Prostat mesane kanseri; erkek bireylerde çok sık görülen kanser türlerinden birisi olup erkeklerin hayatı boyunca prostat kanserine yakalanma riski %15 ve %20’lerdedir.Yüksek oranlara rağmen bu kanser türüne bağlı olarak hasta bireyin ölüm oranlarının düşük seyretmesi tanısal testlerinin ve tedavi seçeneklerinin en mükemmel sonucu vermesiyle açıklanabilmektedir.

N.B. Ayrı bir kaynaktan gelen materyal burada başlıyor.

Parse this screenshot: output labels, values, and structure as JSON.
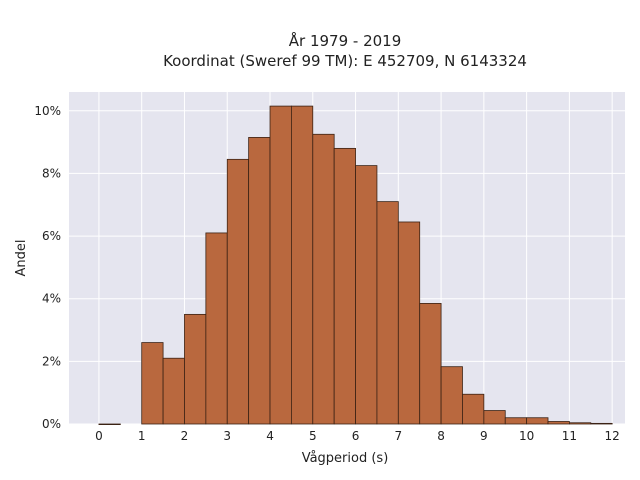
{
  "colors": {
    "plot_background": "#e5e5ef",
    "grid": "#ffffff",
    "bar_fill": "#b9683e",
    "bar_stroke": "#3b2214"
  },
  "chart_data": {
    "type": "bar",
    "title": "År 1979 - 2019",
    "subtitle": "Koordinat (Sweref 99 TM): E 452709, N 6143324",
    "xlabel": "Vågperiod (s)",
    "ylabel": "Andel",
    "xlim": [
      -0.7,
      12.3
    ],
    "ylim": [
      0,
      10.6
    ],
    "xticks": [
      0,
      1,
      2,
      3,
      4,
      5,
      6,
      7,
      8,
      9,
      10,
      11,
      12
    ],
    "xtick_labels": [
      "0",
      "1",
      "2",
      "3",
      "4",
      "5",
      "6",
      "7",
      "8",
      "9",
      "10",
      "11",
      "12"
    ],
    "yticks": [
      0,
      2,
      4,
      6,
      8,
      10
    ],
    "ytick_labels": [
      "0%",
      "2%",
      "4%",
      "6%",
      "8%",
      "10%"
    ],
    "y_unit": "%",
    "grid": true,
    "bin_width": 0.5,
    "bins": [
      {
        "x0": 0.0,
        "x1": 0.5,
        "value": 0.0
      },
      {
        "x0": 1.0,
        "x1": 1.5,
        "value": 2.6
      },
      {
        "x0": 1.5,
        "x1": 2.0,
        "value": 2.1
      },
      {
        "x0": 2.0,
        "x1": 2.5,
        "value": 3.5
      },
      {
        "x0": 2.5,
        "x1": 3.0,
        "value": 6.1
      },
      {
        "x0": 3.0,
        "x1": 3.5,
        "value": 8.45
      },
      {
        "x0": 3.5,
        "x1": 4.0,
        "value": 9.15
      },
      {
        "x0": 4.0,
        "x1": 4.5,
        "value": 10.15
      },
      {
        "x0": 4.5,
        "x1": 5.0,
        "value": 10.15
      },
      {
        "x0": 5.0,
        "x1": 5.5,
        "value": 9.25
      },
      {
        "x0": 5.5,
        "x1": 6.0,
        "value": 8.8
      },
      {
        "x0": 6.0,
        "x1": 6.5,
        "value": 8.25
      },
      {
        "x0": 6.5,
        "x1": 7.0,
        "value": 7.1
      },
      {
        "x0": 7.0,
        "x1": 7.5,
        "value": 6.45
      },
      {
        "x0": 7.5,
        "x1": 8.0,
        "value": 3.85
      },
      {
        "x0": 8.0,
        "x1": 8.5,
        "value": 1.83
      },
      {
        "x0": 8.5,
        "x1": 9.0,
        "value": 0.95
      },
      {
        "x0": 9.0,
        "x1": 9.5,
        "value": 0.43
      },
      {
        "x0": 9.5,
        "x1": 10.0,
        "value": 0.2
      },
      {
        "x0": 10.0,
        "x1": 10.5,
        "value": 0.2
      },
      {
        "x0": 10.5,
        "x1": 11.0,
        "value": 0.08
      },
      {
        "x0": 11.0,
        "x1": 11.5,
        "value": 0.04
      },
      {
        "x0": 11.5,
        "x1": 12.0,
        "value": 0.02
      }
    ]
  }
}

Düşük risk gösteren prostat kanserinde kansere bağlı olarak yaşam belirtisi oranı oldukça yüksektir. Buna yönelik olarak erken teşhis ve tedavinin öneminin kuvvetli bir göstergesi olduğunu öne sürebiliriz.
Prostat kanserin en tehlikeli nedeni olarak yaş faktörünü öne sürebiliriz. Erkek bireylerin yaşları arttıkça bu kanser çeşidine yakalanma riski de artmaktadır. Yapılan otopsi çalışmalarının ileri yaş düzeyindeki kişilerde prostat dokularında herhangi bir belirti vermemesine karşın %100’yakın değerlerde kanserin varlığı tespit edilmiştir. Başka bir önemli tehlike faktörü ise genetik ve kökendir.

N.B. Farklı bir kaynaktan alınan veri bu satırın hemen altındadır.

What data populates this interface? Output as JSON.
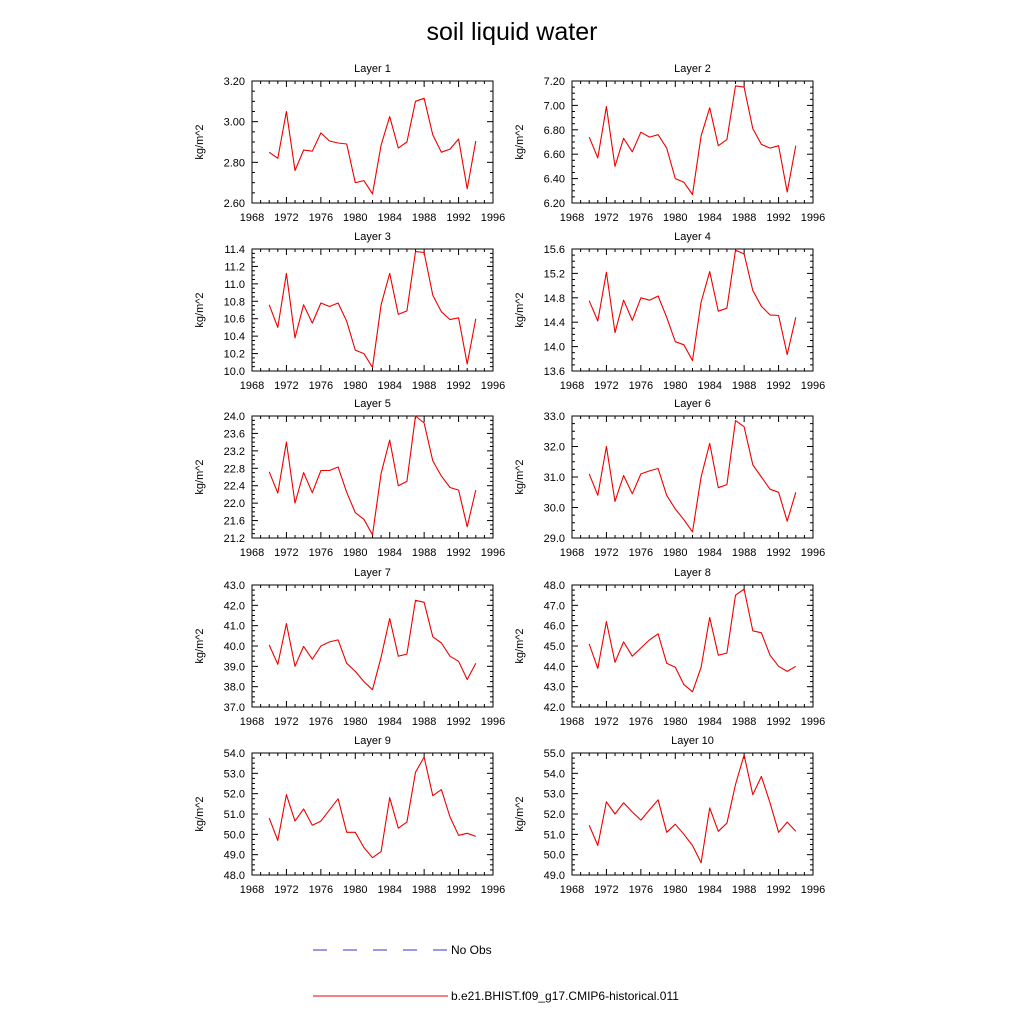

Düşük evredeki prostat kanserlerinde genel olarak herhangi bir belirti görülmemektedir. Bu sebepte ötürü erken teşhis bu konularda oldukça önem arz etmektedir. Belirti gösteren hasta bireylerde sıklıkla görülen şikâyetler arasında; zorlu idrar yapma, idrar yaparken kanama, sık idrara çıkma, idrar yaparken yanma gibi sorunlar var olmaktadır.
Prostat Kanserinde Tanı Yöntemleri
Multiparametrik MR prostat mesane kanseri olmakta şüphe eden hasta bireylerde bu tanıyı destekleyen görüntüleme yöntemlerinden birisidir. Kanserli olan doku ve hücrelerdeki kanlanma ve artış gibi özellikleriyle sağlıklı dokularda değişik bir görüntüye sahiptir.
Mikroskopla türlü testler ve incelemeler yapmak için vücudun herhangi bir tarafında hücre ve doku parçası alınması ile yapılan işlemler biyopsi olarak adlandırılmaktadırlar. Prostatın değişik yerlerinden örnekler alınarak, herhangi bir kanserli hücre olup olmadığı tespit edilmektedir.
Standart biyopsiyle özel yansılanım ile birlikte, otomatik olarak biyopsi iğneleri ile yapılabilmektedir. Bu türde yapılan işlemler, genel olarak lokal sınırlı uyuşturmayla birlikte yapılabilmektedir. Buna yönelik olarak herhangi bir yatış teşkil etmemektedir. Herhangi bir şüphe sonucunda ise biyopsi tekrar yapılabilmektedir.
Ultrason füzyon biyopsisi yöntemiyle geçmişte çekilen multiparemetrik MR görüntüleri yansılanım cihazına aktarılma yöntemiyle tümörün tam olarak bulunduğu yer tespit edilebilmektedir.